Scientific advisory boards typically review large research projects and serve as symbols of expertise to investors. For scientists, membership often means lucrative networking opportunities, personal compensation and stock options. And these days, many universities encourage their faculty members to build business ties.
The authors explored two competing models explaining the gender gap present on advisory boards serving biotechnical firms in their study, published in the Academy of Management Journal. The demand-side approach suggests the presence of systematic bias that limits the number of opportunities for female researchers, while the supply-side approach attributes the gender gap to differences in skill and preference that cause more men to pursue participation on advisory boards.
The authors tested (without success) two hypotheses to support the supply-side theory, examining if women were underrepresented because they devoted more time to their families or chose research fields with little commercial activity. Neither hypothesis explained the gender gap.
“Among the 49 female (advisory board) members, 42 transitioned 11 or more years after they obtained their Ph.D. with the hazard peaking in approximately the 20th year after the Ph.D., the same peak year for the male (advisory board) scientists in our sample,” the study reads, adding “there is no evidence that the gender gap declines in regressions that account for gender differences in the revealed preference for commercial-sector work.”
Instead, the researchers found support for two of three hypotheses suggesting the advisory board culture is rife with stereotypes against female researchers.
“If it is the case that gender-based stereotyping causes women to be held to a higher standard than men for recruitment to positions for which women are atypical ... we would expect to observe -- as we do -- that a track record of scientific achievement and managerial experience will be more important for women than for men,” the study reads.
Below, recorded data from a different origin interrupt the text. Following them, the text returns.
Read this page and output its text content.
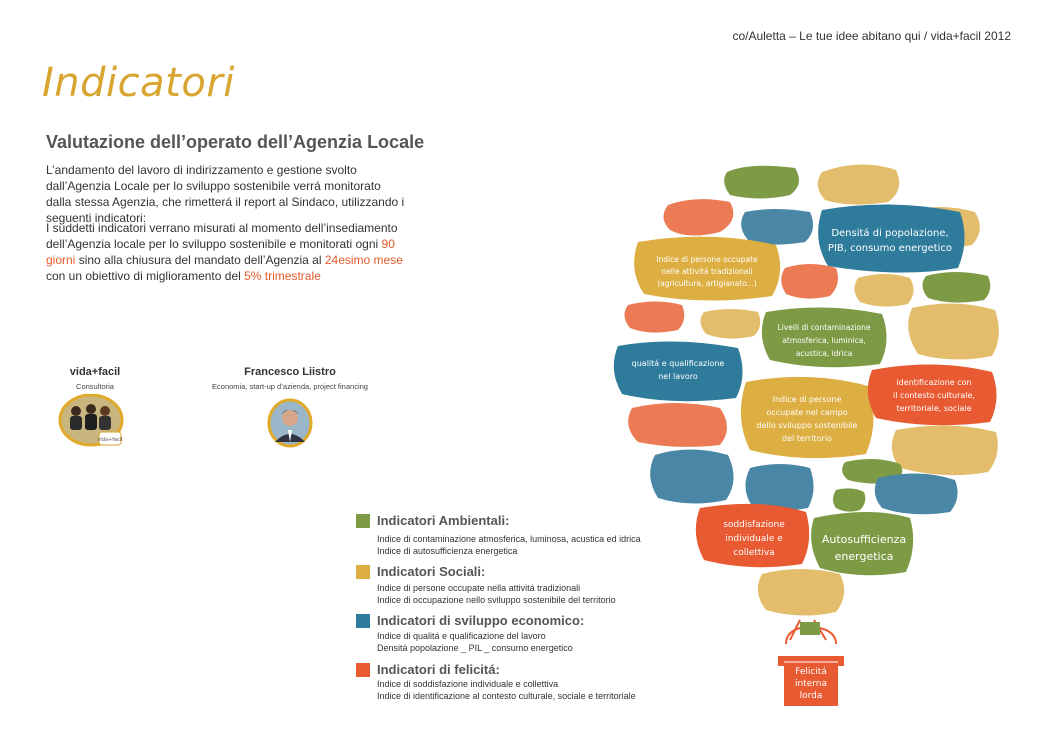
co/Auletta – Le tue idee abitano qui / vida+facil 2012
Indicatori
Valutazione dell’operato dell’Agenzia Locale
L’andamento del lavoro di indirizzamento e gestione svolto dall’Agenzia Locale per lo sviluppo sostenibile verrá monitorato dalla stessa Agenzia, che rimetterá il report al Sindaco, utilizzando i seguenti indicatori:
I suddetti indicatori verrano misurati al momento dell’insediamento dell’Agenzia locale per lo sviluppo sostenibile e monitorati ogni 90 giorni sino alla chiusura del mandato dell’Agenzia al 24esimo mese con un obiettivo di miglioramento del 5% trimestrale
vida+facil
Consultoria
vida+facil
Francesco Liistro
Economia, start-up d’azienda, project financing
Indicatori Ambientali:
Indice di contaminazione atmosferica, luminosa, acustica ed idrica
Indice di autosufficienza energetica
Indicatori Sociali:
Indice di persone occupate nella attivitá tradizionali
Indice di occupazione nello sviluppo sostenibile del territorio
Indicatori di sviluppo economico:
Indice di qualitá e qualificazione del lavoro
Densitá popolazione _ PIL _ consumo energetico
Indicatori di felicitá:
Indice di soddisfazione individuale e collettiva
Indice di identificazione al contesto culturale, sociale e territoriale
Densitá di popolazione,
PIB, consumo energetico
Indice di persone occupate
nelle attivitá tradizionali
(agricultura, artigianato...)
Livelli di contaminazione
atmosferica, luminica,
acustica, idrica
qualitá e qualificazione
nel lavoro
Indice di persone
occupate nel campo
dello sviluppo sostenibile
del territorio
identificazione con
il contesto culturale,
territoriale, sociale
soddisfazione
individuale e
collettiva
Autosufficienza
energetica
Felicitá
interna
lorda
Similarly, “being in a direct-tie network conducive to generating referrals to commercial science is particularly important for creating opportunities for women faculty.”
Ding and her fellow co-authors argue the gender gap can be remedied by fostering leadership and networking among female scientists at the academic level, and by guiding technology transfer offices to connect faculty members with female entrepreneurs.
“Every woman we interviewed who had held a senior administrative role believed that the visibility of the office led to consulting and advisory board opportunities and bolstered their legitimacy in the commercial sector,” the study reads. “Therefore, for women faculty who are willing to take on senior administrative assignments, such as deanships, we believe that active university policies to match women to these positions will help to create opportunities for women in commercial science.”
As the study showed scientists were most likely to join advisory boards two decades after receiving their Ph.D., Ding said the data cutoff could explain the slight decrease in advisory board participation among women earning their Ph.D.s between 1981 and 1995. Based on preliminary evidence, she said the trend has not reversed in the first decade of the 21st century, adding, “I wish I had more reason to say the picture is brighter.”